I want to protest the present government and economic system and the cynicism and passivity of the people ... as emphatically as I can. But primarily, I want to get publicity in order to draw attention to my proposal for immediate social transformation. To do this I plan to end my own life. The attention of the media is only caught by acts of violence. My moral principles prevent me from doing harm to anyone else or their property, so I must perform this act of violence against myself. ... It is a waste of energy to get angry and gripe at the government. The government must be replaced with a truly democratic self-government of, for and by the people. Those working in industries essential to maintaining life should democratically take over their workplaces and organize an emergency economy to supply the needs of the people. The rest of the people should meet in their communities to organize a new directly democratic community-based self-government.

Change felt that she "need[ed] to do something sensational that will make headline news and people will have to stop and talk about me and the message that I'm trying to put out."

==Legacy==
A memorial is held in her honor every year on October 22 at the peace sign sculpture on the University of Pennsylvania campus where Kathy died. The memorial attracts artists, activists and performers, among others.

Percussionist/composer Kevin Norton wrote a suite for Kathy Change entitled Change Dance (Troubled Energy) in 2001 and was released late in 2001/early 2002 on the Barking Hoop label.

Industrial metal band Fear Factory wrote the song "Slave Labor" referring to her suicide; it was included in the 2004 album Archetype.

Drummer Tyshawn Sorey composed and performed "For Kathy Change," a quintet in her honor, in March 2011.

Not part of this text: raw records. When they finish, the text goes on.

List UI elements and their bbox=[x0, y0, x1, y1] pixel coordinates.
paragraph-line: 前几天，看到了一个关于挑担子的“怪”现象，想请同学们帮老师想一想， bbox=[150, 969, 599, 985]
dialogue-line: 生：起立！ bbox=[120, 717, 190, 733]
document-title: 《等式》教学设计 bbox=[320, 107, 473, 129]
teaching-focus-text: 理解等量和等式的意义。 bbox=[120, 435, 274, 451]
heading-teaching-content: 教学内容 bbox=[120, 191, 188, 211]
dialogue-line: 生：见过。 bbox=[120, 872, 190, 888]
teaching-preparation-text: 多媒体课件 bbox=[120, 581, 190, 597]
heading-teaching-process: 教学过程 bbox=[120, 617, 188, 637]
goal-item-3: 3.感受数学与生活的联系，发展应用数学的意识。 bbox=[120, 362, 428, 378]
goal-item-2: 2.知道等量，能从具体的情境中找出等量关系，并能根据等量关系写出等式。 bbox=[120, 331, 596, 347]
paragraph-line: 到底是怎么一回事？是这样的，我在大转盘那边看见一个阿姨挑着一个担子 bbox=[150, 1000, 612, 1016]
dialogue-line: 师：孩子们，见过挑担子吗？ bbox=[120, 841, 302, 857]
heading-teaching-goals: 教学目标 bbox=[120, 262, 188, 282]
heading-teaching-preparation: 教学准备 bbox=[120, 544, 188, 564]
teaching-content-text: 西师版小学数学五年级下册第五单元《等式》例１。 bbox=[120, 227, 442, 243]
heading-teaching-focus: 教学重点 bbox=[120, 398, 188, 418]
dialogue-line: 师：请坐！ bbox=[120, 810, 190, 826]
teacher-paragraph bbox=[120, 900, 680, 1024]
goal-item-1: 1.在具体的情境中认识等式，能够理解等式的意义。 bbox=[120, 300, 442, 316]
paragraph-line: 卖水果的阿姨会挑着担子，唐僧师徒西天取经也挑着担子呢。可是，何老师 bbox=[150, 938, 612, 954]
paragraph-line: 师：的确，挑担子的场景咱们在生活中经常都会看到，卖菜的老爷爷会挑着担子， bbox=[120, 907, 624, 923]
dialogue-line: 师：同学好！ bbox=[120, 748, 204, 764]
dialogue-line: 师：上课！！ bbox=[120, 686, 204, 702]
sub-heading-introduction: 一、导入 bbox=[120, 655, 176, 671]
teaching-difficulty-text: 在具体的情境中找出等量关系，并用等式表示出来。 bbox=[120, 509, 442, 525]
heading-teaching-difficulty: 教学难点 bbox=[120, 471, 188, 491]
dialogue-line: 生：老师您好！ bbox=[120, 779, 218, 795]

Soomi Kim wrote and performed in the biographical play "Chang(e)", directed by Suzi Takahashi, which premiered in 2013 and has had multiple performances since then, including New York City and Portland, Oregon.

Pulitzer Prize-winning playwright Quiara Alegría Hudes's 2016 play "Daphne's Dive," based in Philadelphia, features a character closely resembling Kathy Change. The play is dedicated "in memory: Kathy Chang(e)."

Shin-Fei Chen portrays Change in Andrew Repasky McElhinney’s 2019 film Casual Encounters: Philadelphia True Crime Confessions.